15.07.2019 08:23 |

„Technisches Problem“

Indien stoppt Mondmission nur Stunde vor Start

Zuschauer, die den Start der ersten indischen Mondlandemission verfolgen wollten, sind in der Nacht auf Montag enttäuscht worden. Aufgrund eines „technischen Problems“ musste die Mission nur knapp eine Stunde vor dem geplanten Abheben der Rakete abgebrochen werden.

Die indische Weltraumbehörde musste die Mission „Chandrayaan-2“ nur 56 Minuten vor dem geplanten Raketenstart absagen - eine Sicherheitsmaßnahme, hieß es, weil es ein nicht näher beschriebenes Problem mit der Trägerrakete gegeben habe.

Die Rakete sollte „Chandrayaan-2“ vom Weltraumbahnhof Satish Dhawan Space Centre im Unionsstaat Andhra Pradesh ins All befördern.
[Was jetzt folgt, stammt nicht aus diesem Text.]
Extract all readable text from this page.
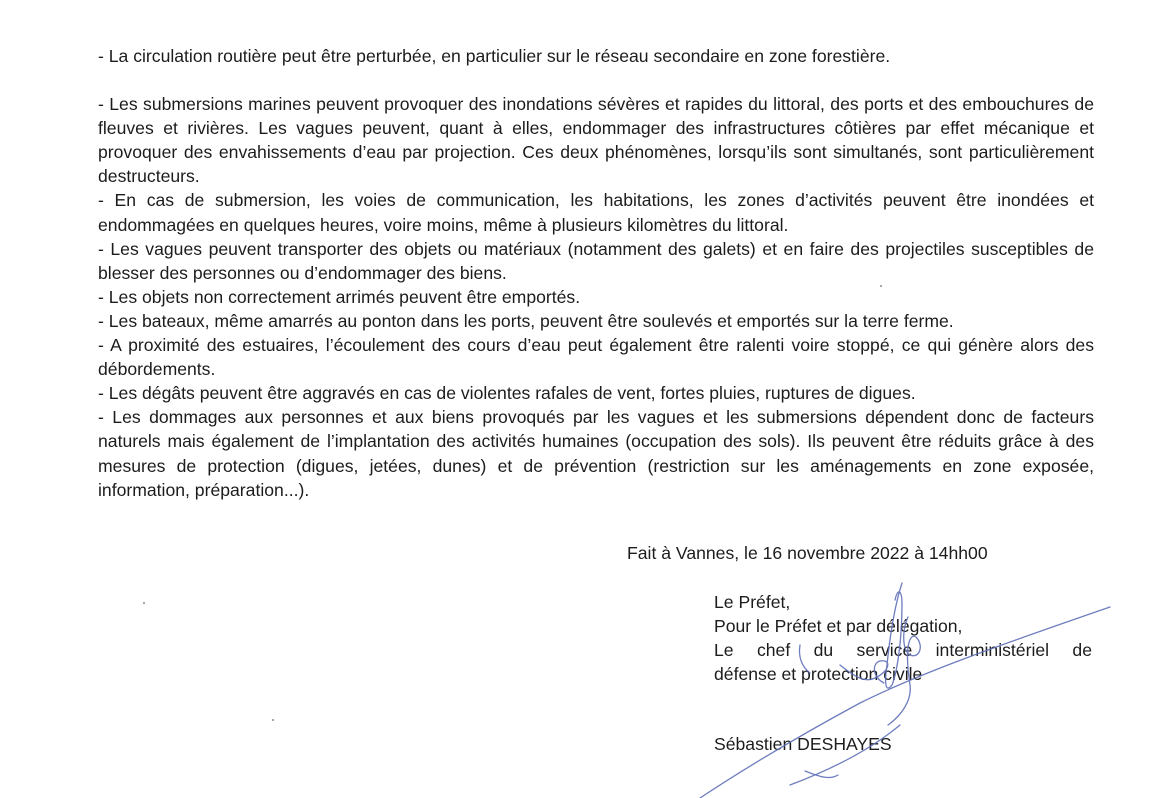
- La circulation routière peut être perturbée, en particulier sur le réseau secondaire en zone forestière.

- Les submersions marines peuvent provoquer des inondations sévères et rapides du littoral, des ports et des embouchures de fleuves et rivières. Les vagues peuvent, quant à elles, endommager des infrastructures côtières par effet mécanique et provoquer des envahissements d’eau par projection. Ces deux phénomènes, lorsqu’ils sont simultanés, sont particulièrement destructeurs.

- En cas de submersion, les voies de communication, les habitations, les zones d’activités peuvent être inondées et endommagées en quelques heures, voire moins, même à plusieurs kilomètres du littoral.

- Les vagues peuvent transporter des objets ou matériaux (notamment des galets) et en faire des projectiles susceptibles de blesser des personnes ou d’endommager des biens.

- Les objets non correctement arrimés peuvent être emportés.

- Les bateaux, même amarrés au ponton dans les ports, peuvent être soulevés et emportés sur la terre ferme.

- A proximité des estuaires, l’écoulement des cours d’eau peut également être ralenti voire stoppé, ce qui génère alors des débordements.

- Les dégâts peuvent être aggravés en cas de violentes rafales de vent, fortes pluies, ruptures de digues.

- Les dommages aux personnes et aux biens provoqués par les vagues et les submersions dépendent donc de facteurs naturels mais également de l’implantation des activités humaines (occupation des sols). Ils peuvent être réduits grâce à des mesures de protection (digues, jetées, dunes) et de prévention (restriction sur les aménagements en zone exposée, information, préparation...).

Fait à Vannes, le 16 novembre 2022 à 14hh00

Le Préfet,

Pour le Préfet et par délégation,

Le chef du service interministériel de

défense et protection civile

Sébastien DESHAYES
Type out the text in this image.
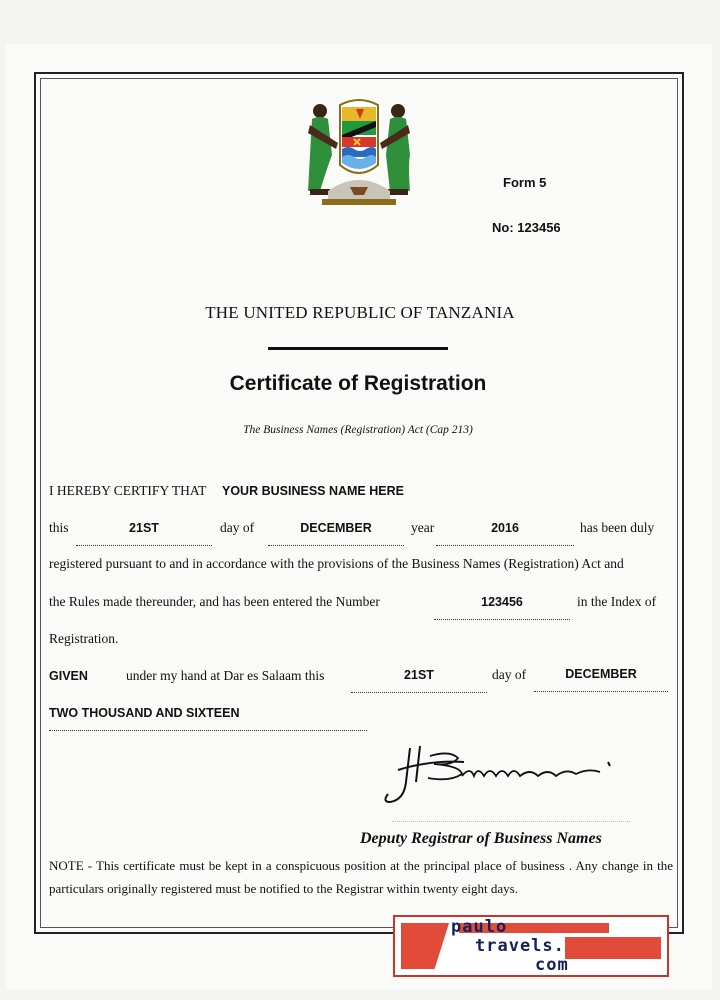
Form 5
No: 123456
THE UNITED REPUBLIC OF TANZANIA
Certificate of Registration
The Business Names (Registration) Act (Cap 213)
I HEREBY CERTIFY THAT YOUR BUSINESS NAME HERE
this	21ST	day of	DECEMBER	year	2016	has been duly
registered pursuant to and in accordance with the provisions of the Business Names (Registration) Act and
the Rules made thereunder, and has been entered the Number	123456	in the Index of
Registration.
GIVEN	under my hand at Dar es Salaam this	21ST	day of	DECEMBER
TWO THOUSAND AND SIXTEEN
Deputy Registrar of Business Names
NOTE - This certificate must be kept in a conspicuous position at the principal place of business . Any change in the particulars originally registered must be notified to the Registrar within twenty eight days.
paulo
travels.
com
Der Orbiter hat ein Landemodul an Bord, das am Südpol des Mondes aufsetzen soll. Ein Forschungsfahrzeug soll dann auf der Oberfläche des Erdtrabanten unter anderem nach Spuren von Wasser suchen.

Bei Indiens erster Mondmission wurde der Trabant nur umkreist
Bei einem Erfolg der Mission wäre Indien das vierte Land nach den USA, Russland und China, dem eine Mondlandung gelingt. Indien hat nahezu alle Komponenten selbst entwickelt, die Kosten dafür waren mit umgerechnet rund 124 Millionen Euro im Vergleich zu anderen Mondprogrammen niedrig. Bei Indiens erster Mondmission im Jahr 2008 hatte die Sonde „Chandrayaan-1“ den Erdtrabanten lediglich umkreist, war aber nicht gelandet.

Der Start der indischen Mondlandemission sollte nun kurz vor dem 50. Jahrestag der historischen ersten bemannten Mondlandung durch die US-Astronauten von „Apollo 11“ erfolgen. Die Mission war am 16. Juli 1969 gestartet. Am frühen Morgen des 21. Juli mitteleuropäischer Zeit betrat dann der US-Astronaut Neil Armstrong als erster Mensch den Mond.